German actor and comedian (born 1972)

Bastian Pastewka (born 4 April 1972) is a German actor and comedian.

In Bochum, he first became known to a wider audience in Germany around 1996 as a regular cast member of the comedy show Die Wochenshow (engl.: The Weekly Show), essentially a mock news program. His trademarks included quirky, off-beat characters such as queer sex talk show host Brisko Schneider and Ottmar Zittlau, an unemployed, sweatsuit-wearing dimwit.

Pastewka went on to star in various German comedy films, most notably Der Wixxer (2004) and Neues vom Wixxer (2007), a spoof on 1960s Edgar Wallace crime dramas. He has also worked as a voice-over actor for numerous animated films, such as Madagascar.
Since September 2005 Pastewka has been playing himself in the sitcom Pastewka, shown by the German television broadcasting station Sat.1.

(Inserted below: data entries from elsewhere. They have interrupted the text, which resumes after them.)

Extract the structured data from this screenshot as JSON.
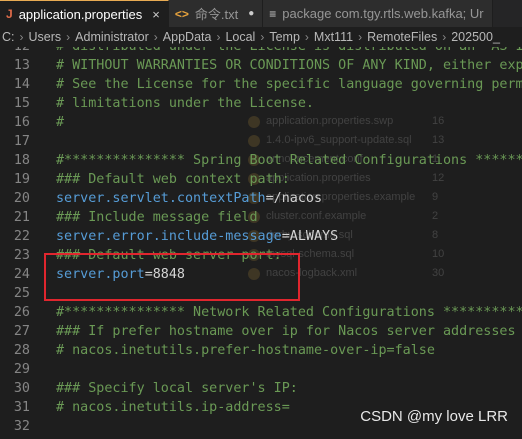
{
  "tabs": [
    {
      "icon": "J",
      "label": "application.properties",
      "close": "×",
      "active": true
    },
    {
      "icon": "<>",
      "label": "命令.txt",
      "close": "●",
      "active": false
    },
    {
      "icon": "≡",
      "label": "package com.tgy.rtls.web.kafka; Ur",
      "close": "",
      "active": false
    }
  ],
  "breadcrumb": [
    "C:",
    "Users",
    "Administrator",
    "AppData",
    "Local",
    "Temp",
    "Mxt111",
    "RemoteFiles",
    "202500_"
  ],
  "colors": {
    "comment": "#6a9955",
    "key": "#569cd6",
    "highlight_border": "#e0262e"
  },
  "lines": [
    {
      "n": "12",
      "type": "comment",
      "text": "# distributed under the License is distributed on an \"AS IS\" BASIS,"
    },
    {
      "n": "13",
      "type": "comment",
      "text": "# WITHOUT WARRANTIES OR CONDITIONS OF ANY KIND, either express or implied."
    },
    {
      "n": "14",
      "type": "comment",
      "text": "# See the License for the specific language governing permissions and"
    },
    {
      "n": "15",
      "type": "comment",
      "text": "# limitations under the License."
    },
    {
      "n": "16",
      "type": "comment",
      "text": "#"
    },
    {
      "n": "17",
      "type": "empty",
      "text": ""
    },
    {
      "n": "18",
      "type": "comment",
      "text": "#*************** Spring Boot Related Configurations ***************#"
    },
    {
      "n": "19",
      "type": "comment",
      "text": "### Default web context path:"
    },
    {
      "n": "20",
      "type": "kv",
      "key": "server.servlet.contextPath",
      "op": "=",
      "val": "/nacos"
    },
    {
      "n": "21",
      "type": "comment",
      "text": "### Include message field"
    },
    {
      "n": "22",
      "type": "kv",
      "key": "server.error.include-message",
      "op": "=",
      "val": "ALWAYS"
    },
    {
      "n": "23",
      "type": "comment",
      "text": "### Default web server port:"
    },
    {
      "n": "24",
      "type": "kv",
      "key": "server.port",
      "op": "=",
      "val": "8848"
    },
    {
      "n": "25",
      "type": "empty",
      "text": ""
    },
    {
      "n": "26",
      "type": "comment",
      "text": "#*************** Network Related Configurations ***************#"
    },
    {
      "n": "27",
      "type": "comment",
      "text": "### If prefer hostname over ip for Nacos server addresses in cluster.conf:"
    },
    {
      "n": "28",
      "type": "comment",
      "text": "# nacos.inetutils.prefer-hostname-over-ip=false"
    },
    {
      "n": "29",
      "type": "empty",
      "text": ""
    },
    {
      "n": "30",
      "type": "comment",
      "text": "### Specify local server's IP:"
    },
    {
      "n": "31",
      "type": "comment",
      "text": "# nacos.inetutils.ip-address="
    },
    {
      "n": "32",
      "type": "empty",
      "text": ""
    }
  ],
  "ghost_files": [
    {
      "name": "application.properties.swp",
      "num": "16"
    },
    {
      "name": "1.4.0-ipv6_support-update.sql",
      "num": "13"
    },
    {
      "name": "announcement.conf",
      "num": "1"
    },
    {
      "name": "application.properties",
      "num": "12"
    },
    {
      "name": "application.properties.example",
      "num": "9"
    },
    {
      "name": "cluster.conf.example",
      "num": "2"
    },
    {
      "name": "derby-schema.sql",
      "num": "8"
    },
    {
      "name": "mysql-schema.sql",
      "num": "10"
    },
    {
      "name": "nacos-logback.xml",
      "num": "30"
    }
  ],
  "watermark": "CSDN @my love  LRR"
}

Pastewka was the runner-up in season 2 of LOL Deutschland on Amazon Prime.

He has received various highly prestigious awards like Goldene Kamera, Deutscher Fernsehpreis (engl.: German Television Award) or Rose d'Or.

== Personal life ==
Pastewka lives with his girlfriend Heidrun Buchmaier, manager of Martin Schneider, in Berlin-Charlottenburg. When he is working, he lives in Cologne.